O projeto é proposto e apoiado por deputados e deputadas dos seguintes partidos: PL, PSD, UNIÃO, MDB, PRB, PP, Republicanos, AVANTE e PSDB.
O problema do aborto
O aborto é uma realidade. Legalizado ou não, caro ou barato, seguro ou não, as mulheres abortam, religiosas ou não. As mulheres recorrem a este procedimento por inúmeros motivos, e justamente pela criminalização recorrem aos piores meios e são exploradas pelos mais mal-intencionados profissionais, que devido à ilegalidade do processo, podem fazer como e cobrar o quanto quiserem.

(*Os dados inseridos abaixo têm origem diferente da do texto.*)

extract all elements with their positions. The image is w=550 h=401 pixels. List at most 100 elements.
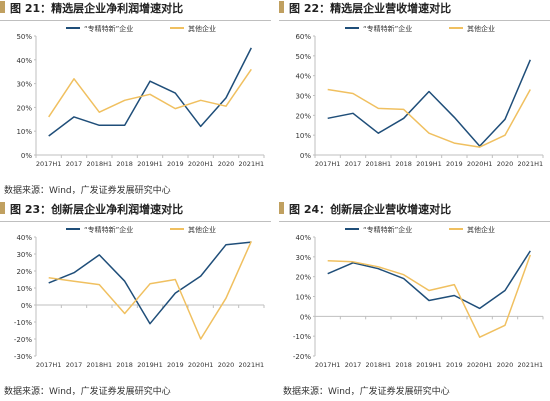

O principal argumento utilizado contra a legalização do aborto é o religioso, ou seja, um argumento moral. Tratando-se de um problema social grave como é o aborto, não dá para ser tratado assim.

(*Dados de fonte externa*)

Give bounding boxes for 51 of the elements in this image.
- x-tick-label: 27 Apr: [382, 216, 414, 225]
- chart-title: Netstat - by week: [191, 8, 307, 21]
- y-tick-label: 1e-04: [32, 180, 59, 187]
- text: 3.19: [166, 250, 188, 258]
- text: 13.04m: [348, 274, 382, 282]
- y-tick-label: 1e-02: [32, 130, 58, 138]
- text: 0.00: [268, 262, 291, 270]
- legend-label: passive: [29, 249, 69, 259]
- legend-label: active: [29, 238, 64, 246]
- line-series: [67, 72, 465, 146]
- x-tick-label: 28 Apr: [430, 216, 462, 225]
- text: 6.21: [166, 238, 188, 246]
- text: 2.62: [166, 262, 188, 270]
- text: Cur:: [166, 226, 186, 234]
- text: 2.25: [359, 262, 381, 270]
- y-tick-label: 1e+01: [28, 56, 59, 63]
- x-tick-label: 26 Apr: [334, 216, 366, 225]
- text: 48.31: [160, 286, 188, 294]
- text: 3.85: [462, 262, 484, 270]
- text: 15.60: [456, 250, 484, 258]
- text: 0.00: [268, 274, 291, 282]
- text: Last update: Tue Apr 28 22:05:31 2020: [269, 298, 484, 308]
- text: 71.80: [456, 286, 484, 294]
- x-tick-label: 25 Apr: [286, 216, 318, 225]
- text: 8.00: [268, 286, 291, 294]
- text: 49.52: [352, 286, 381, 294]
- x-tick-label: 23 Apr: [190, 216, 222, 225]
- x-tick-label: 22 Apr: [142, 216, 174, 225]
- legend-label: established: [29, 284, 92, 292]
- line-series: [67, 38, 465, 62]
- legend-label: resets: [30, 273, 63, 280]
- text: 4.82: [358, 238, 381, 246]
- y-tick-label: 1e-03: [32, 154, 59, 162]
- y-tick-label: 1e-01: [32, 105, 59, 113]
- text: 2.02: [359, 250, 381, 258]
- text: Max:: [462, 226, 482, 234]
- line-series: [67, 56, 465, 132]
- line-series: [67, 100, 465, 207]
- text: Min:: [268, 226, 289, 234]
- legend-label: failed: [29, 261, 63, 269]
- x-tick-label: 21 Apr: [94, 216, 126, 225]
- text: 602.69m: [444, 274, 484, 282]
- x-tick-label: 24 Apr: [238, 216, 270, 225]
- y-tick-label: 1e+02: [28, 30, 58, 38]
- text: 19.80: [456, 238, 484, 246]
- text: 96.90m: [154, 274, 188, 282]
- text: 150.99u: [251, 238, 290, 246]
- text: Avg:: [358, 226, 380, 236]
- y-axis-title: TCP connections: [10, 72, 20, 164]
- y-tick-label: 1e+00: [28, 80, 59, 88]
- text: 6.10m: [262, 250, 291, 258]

O dono dessa moral não pode impor suas crenças a outras pessoas que não acreditam nisso. Se até mesmo as mulheres religiosas recorrem ao aborto, já que a realidade muitas vezes se impõe mais que o moralismo, imagine impor tal preceito religioso a pessoas que nem acreditam neles.
Não faz sentido. Se uma mulher é contra o aborto por conta de sua religião, que ela não faça, mas isso não pode ser imposto de maneira alguma para as outras mulheres.
É uma discussão moral também se o feto é um ser humano ou não. A ciência nada provou até o momento. No mais, um ser humano só o é a partir do nascimento, quando passa a ser um ser com personalidade e detentor de todos os direitos democráticos.
Mulher, “pessoa que gesta”, como reivindicam os identitários, e “pessoa que não tem direitos”, como é tratada pelos direitistas
É neste ponto que identitarismo e extrema direita se unem lado a lado, pois ambos querem acabar com as mulheres. O primeiro no sentido biológico, dizendo que mulher não existe, que é apenas um gênero, e que qualquer pessoa que diga ser do gênero feminino é uma mulher. O segundo grupo desconsidera a mulher como um ser humano passível de direito político, e de um direito elementar, o direito ao seu próprio corpo e o que pode ou não ser feito com ele e em relação à sua vida. Ou seja, a mulher não pode decidir se o seu corpo gerará ou não um novo ser, se ela tem as condições físicas, psicológicas, econômicas e sociais para dar à luz e criar um novo ser.
Nada é garantido para cuidar desta nova vida, mas tudo é imposto para que ela gere e dê conta de criar. Se morrer de fome, bem, esses mesmos deputados que se dizem a favor da vida, nada fazem para melhorar a vida das crianças brasileiras, por exemplo.
Ou seja, a preocupação não é com seres humanos, pois, se fosse, levariam em consideração que a mulher é um. Mas sim em reforçar a situação de escravização da mulher em relação à maternidade e à vida doméstica.